Una volta cresciuto, Riccardo, il nostro pornoattore di cui si narrano qui le vicende biografiche, comincio' ad uscire con delle fidanzatine del luogo. Solo che quando le ragazzine si trovavano di fronte a quel membro gigantesco , scappavano via. Non riuscivano a capire quale delle due teste dovesse finire dentro di loro e , nel dubbio, scappavano. 


Al nostro eroe non resto' che fare della sua dote un mestiere. Fece un provino a xxxx, citta' del xxxxx e fu subito preso.


Inizio' a girare le riprese e finalmente trovo' delle donne che riuscirono a capire quale delle due teste dovessero infilarsi dentro o, leccare...se ne accorsero quando sputarono via i capelli.

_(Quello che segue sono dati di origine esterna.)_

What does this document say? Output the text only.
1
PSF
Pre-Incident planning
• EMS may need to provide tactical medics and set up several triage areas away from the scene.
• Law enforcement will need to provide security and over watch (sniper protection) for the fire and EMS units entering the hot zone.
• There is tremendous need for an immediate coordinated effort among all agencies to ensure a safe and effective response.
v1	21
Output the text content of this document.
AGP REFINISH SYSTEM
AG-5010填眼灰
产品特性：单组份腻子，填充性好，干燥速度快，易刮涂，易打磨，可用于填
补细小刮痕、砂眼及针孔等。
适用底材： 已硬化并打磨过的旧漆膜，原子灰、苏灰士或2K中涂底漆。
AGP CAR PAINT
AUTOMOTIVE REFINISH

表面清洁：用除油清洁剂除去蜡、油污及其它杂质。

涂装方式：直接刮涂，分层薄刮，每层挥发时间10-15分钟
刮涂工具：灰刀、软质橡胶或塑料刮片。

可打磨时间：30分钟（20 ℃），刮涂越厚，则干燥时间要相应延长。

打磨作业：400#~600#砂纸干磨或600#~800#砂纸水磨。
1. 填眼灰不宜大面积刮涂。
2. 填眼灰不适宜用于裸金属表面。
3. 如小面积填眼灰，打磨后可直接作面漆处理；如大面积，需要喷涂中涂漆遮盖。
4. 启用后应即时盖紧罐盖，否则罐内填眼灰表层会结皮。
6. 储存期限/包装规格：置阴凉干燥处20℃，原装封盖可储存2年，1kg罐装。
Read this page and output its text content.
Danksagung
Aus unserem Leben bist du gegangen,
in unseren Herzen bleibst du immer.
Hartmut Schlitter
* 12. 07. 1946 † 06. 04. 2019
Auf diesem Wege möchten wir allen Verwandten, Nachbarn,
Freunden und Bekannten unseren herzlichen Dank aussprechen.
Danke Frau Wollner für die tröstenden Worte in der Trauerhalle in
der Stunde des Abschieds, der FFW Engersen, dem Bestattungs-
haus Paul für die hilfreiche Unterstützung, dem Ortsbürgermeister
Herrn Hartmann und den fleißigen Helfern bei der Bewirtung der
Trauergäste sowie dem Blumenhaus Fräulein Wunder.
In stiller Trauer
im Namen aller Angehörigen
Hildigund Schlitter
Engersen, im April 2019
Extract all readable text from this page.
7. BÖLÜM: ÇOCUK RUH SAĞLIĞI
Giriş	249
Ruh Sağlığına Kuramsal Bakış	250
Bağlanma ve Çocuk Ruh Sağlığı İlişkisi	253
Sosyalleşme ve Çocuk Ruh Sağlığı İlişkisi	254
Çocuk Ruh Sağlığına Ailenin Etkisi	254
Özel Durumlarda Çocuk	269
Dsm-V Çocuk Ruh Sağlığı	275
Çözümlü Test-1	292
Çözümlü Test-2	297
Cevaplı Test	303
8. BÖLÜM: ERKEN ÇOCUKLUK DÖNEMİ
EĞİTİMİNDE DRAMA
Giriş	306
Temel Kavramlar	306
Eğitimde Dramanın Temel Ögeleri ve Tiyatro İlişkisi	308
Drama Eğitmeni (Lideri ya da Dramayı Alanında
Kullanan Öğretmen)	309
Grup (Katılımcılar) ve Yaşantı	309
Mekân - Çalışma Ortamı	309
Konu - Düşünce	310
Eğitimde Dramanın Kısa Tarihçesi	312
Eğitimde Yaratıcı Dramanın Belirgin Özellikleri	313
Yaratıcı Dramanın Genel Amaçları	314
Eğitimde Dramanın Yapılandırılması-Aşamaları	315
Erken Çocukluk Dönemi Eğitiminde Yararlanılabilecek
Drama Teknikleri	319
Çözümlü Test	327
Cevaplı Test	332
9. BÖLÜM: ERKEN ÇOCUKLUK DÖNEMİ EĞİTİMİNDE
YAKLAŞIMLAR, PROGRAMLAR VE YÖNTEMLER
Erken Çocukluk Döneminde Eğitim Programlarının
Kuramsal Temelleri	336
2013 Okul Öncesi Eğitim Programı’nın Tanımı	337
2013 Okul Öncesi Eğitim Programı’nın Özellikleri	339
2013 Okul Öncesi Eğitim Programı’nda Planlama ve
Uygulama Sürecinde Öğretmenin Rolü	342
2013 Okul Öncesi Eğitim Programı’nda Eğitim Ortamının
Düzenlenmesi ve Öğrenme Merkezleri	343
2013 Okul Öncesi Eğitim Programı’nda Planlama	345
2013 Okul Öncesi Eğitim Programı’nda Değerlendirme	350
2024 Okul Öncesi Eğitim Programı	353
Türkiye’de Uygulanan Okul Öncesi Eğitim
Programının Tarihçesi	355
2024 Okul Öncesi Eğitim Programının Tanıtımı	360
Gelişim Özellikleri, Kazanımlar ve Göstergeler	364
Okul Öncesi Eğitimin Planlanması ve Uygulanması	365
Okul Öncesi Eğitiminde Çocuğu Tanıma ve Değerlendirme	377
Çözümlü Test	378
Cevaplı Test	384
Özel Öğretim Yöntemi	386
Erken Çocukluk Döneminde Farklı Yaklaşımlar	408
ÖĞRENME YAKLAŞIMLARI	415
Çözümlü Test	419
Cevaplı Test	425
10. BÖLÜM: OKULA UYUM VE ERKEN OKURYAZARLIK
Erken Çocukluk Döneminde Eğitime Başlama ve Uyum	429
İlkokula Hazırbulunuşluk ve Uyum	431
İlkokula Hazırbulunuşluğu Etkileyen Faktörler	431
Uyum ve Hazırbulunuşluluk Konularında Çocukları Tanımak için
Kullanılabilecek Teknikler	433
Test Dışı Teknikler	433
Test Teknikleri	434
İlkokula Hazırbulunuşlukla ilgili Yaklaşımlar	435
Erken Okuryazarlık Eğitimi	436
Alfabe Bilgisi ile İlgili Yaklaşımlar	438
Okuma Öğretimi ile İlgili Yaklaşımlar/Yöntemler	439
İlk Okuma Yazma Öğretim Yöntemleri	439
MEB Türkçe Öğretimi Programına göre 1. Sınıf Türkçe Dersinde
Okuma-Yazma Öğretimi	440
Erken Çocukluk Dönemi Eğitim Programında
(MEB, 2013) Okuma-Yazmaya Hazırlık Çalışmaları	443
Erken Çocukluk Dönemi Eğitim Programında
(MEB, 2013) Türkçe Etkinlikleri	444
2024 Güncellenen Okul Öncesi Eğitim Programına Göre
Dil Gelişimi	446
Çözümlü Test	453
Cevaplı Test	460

Mano mano che passava il tempo la sua carriera progrediva e lui passava il tempo a contare le donne che si faceva, che possedeva. Tutto quello che guadagnava come attore lo investiva in queste donne che per sopportare un simile aggeggio dentro , destabilizzate tutte le volte fra quale delle due teste scegliere, rischiavano di prendersi l'alzheimer, una famosa malattia venerea di cui non ti ricordi come cazzo l'hai presa.


Una volta una delle attrici con cui si era esibito sotto le telecamere riusci a farlo godere come non mai. Forse aveva capito quale delle due teste dovesse infilarsi. Infatti quasi resto' senza respiro, quando si ritrovo' tutti quei capelli in bocca. Comunque decise di sposarselo e abbandono' le scene per sempre.


Riccardo decise che era tempo di darsi alla produzione e nel frattempo rilasciava delle interviste...oltre ad un notevole numero di scorregge dovute alla sua dieta particolare di uova sode , per potenziare una delle due teste che infilava nelle attrici. Una volta un intervistatore gli chiese se avesse dei segreti, delle tecniche per restare sempre duro. Lui disse che ne aveva circa un centinaio, di tecniche. Per esempio cercava di andare con loro quando stava per finire i soldi. L'intervistatore si rese conto che effettivamente poteva funzionare e aveva funzionato. Perche' a causa del durezza del suo comprendonio, non aveva capito la domanda. Beh, qualcosa di duro c'era rimasto. 


Fece carriera come produttore ma con l'avvento di xxxxxxx ebbe una crisi finanziaria e comincio' a dedicarsi a interviste e ad apparizioni in tv.


Una volta , in una di queste interviste, insieme al suo collega. Andrea Malore, e la trasmissione era  Maurilio Costato Show, disse che nonostante i suoi cinquant'anni suonati, non prendevano, lui e il Malore, nessun farmaco per la disfunzione del rettile. Disse proprio cosi, "del rettile". Evidentemente si stava dando del serpente. Poi di colpo sbotto' a piangere. Gli ascolti salirono e divenne molto famoso anche presso chi non seguiva i film porno. 


Nessuno capi perche' Riccardo pianse quella volta. Anche se Andrea Malore , rimasto senza soldi, scrisse un'auobiografia in cui disse che una delle sue piu' famose, di Riccardo, tecniche per avere sempre una buona funzione del rettile, scrisse proprio cosi, "funzione del rettile" , era concentrarsi su una bella orgia fra maschi e  immaginare di farsi fare a se stesso quello che di solito tentava di fare alle donne con cui girava....i film.